Answer: The required number of servers is determined by the number of clients and the runtime data size. Please refer to the README file in the DataSpaces package for details.2.Q: Is the application ID unique?
Answer: Yes, that is the unique id to distinguish different applications.3.Q: Is there any detailed documentation available that describe the usage/limitation of the system?
Answer: You can refer to dataspaces.org, as well as documents in the DataSpaces package, such as README. DataSpaces tutorials are also available online for reference.4.Q: Can DataSpaces support dynamic application join-in and departure?
Answer: No, in the current version of DataSpaces, all applications should start with the server and cannot departure freely. However, DataSpaces will support such feature in the next release (currently under test, will release in two months). For example, you can start the server, then start one instance of 10 clients, then another instance of 30 clients later, and so on…5.Q: Do I need to specify the number of clients at the start of the dataspaces servers?
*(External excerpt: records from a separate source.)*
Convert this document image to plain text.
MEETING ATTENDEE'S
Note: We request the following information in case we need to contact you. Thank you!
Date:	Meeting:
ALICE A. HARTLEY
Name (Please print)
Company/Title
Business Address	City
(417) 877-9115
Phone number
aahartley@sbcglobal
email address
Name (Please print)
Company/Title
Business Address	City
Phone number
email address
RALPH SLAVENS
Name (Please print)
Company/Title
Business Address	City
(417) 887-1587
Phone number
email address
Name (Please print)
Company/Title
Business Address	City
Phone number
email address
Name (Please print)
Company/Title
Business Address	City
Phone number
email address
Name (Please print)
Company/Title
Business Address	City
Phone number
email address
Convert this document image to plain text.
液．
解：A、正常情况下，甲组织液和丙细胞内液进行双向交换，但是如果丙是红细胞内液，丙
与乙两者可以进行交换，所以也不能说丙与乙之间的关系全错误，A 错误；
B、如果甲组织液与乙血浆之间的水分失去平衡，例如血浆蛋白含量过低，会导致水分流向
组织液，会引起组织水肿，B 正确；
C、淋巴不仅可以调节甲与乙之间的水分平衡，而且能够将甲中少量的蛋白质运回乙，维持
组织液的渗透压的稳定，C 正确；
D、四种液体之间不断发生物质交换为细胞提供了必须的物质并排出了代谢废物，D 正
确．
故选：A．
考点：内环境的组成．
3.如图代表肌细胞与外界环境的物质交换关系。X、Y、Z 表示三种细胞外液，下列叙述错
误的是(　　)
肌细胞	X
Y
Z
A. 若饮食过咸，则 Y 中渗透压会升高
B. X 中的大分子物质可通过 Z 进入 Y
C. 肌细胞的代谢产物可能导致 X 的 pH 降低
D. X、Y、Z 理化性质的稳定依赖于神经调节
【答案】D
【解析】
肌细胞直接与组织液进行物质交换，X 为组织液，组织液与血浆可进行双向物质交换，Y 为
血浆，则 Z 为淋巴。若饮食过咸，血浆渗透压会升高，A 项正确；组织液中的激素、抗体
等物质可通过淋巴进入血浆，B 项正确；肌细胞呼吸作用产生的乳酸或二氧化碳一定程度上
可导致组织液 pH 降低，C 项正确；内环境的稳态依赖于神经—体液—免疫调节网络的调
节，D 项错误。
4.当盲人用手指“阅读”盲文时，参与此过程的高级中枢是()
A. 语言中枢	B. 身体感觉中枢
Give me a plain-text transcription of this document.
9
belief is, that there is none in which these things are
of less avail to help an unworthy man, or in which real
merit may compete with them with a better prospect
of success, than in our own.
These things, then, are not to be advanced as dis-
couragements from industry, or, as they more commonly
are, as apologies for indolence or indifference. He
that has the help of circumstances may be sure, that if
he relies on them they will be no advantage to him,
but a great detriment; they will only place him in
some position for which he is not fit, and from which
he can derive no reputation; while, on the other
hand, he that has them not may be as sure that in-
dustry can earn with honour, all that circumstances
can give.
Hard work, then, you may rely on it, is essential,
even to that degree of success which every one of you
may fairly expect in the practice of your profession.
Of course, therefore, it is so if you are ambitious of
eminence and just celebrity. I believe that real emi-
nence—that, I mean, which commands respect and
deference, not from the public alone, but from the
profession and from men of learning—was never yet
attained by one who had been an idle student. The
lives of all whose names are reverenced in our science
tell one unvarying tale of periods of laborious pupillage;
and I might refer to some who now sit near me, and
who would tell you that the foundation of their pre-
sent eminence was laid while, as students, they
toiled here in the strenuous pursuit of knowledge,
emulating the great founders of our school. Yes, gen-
Answer: Yes, you have to give the number of clients in advance of the applications. And the number should match the number of clients in the application, because DataSpaces server will wait until all clients connect and register.
For InfiniBand cluster
Question: After running configure, InfiniBand is not dected
Infiniband available. - INFINIBAND_CFLAGS = - INFINIBAND_CPPFLAGS = - INFINIBAND_LDFLAGS = - INFINIBAND_LIBS = -libverbs
Answer: You can force configure in InfiniBand cluster using -DHAVE_INFINIBAND flag and specify infiniband library and header direcotry. For example:
$ ./configure CC=mpicc FC=mpif90 CFLAGS="-DHAVE_INFINIBAND -L /opt/ofed/lib64/ -lrdmacm -I /opt/ofed/include/"
Question: I have the following Connection Route Error
Connection Route Error peer# 0 (192.168.200.204) to peer# 0 (192.168.200.204). event is 3 with status -110. 'rpc_connect()': failed with -110. rpc_connect err -110 in dc_boot. 'dc_boot()': failed with -110. 'dc_alloc()': failed with -110. 'dcg_alloc()': failed with -12. common_dspaces_init(): failed to initialize.
Answer: You will need to incrase the default rdma operations timeout. Please reconfigure DataSpaces using --with-infiniband-timeout
$ ./configure CC=mpicc FC=mpif90 --with-infiniband-timeout=300
Question: I get this error while running dataspaces_server
rdma_bind_addr -1 in rpc_server_init. 'rpc_server_init()': failed with -1. 'ds_alloc()': failed with 0. 'dsg_alloc()': failed with 0.
Answer: Please run configure again, and specify the correct infiniband network interface. Please check ifconfig for the list of avaliable infiniband interface
$ ./configure CC=mpicc FC=mpif90 --with-ib-interface=ib0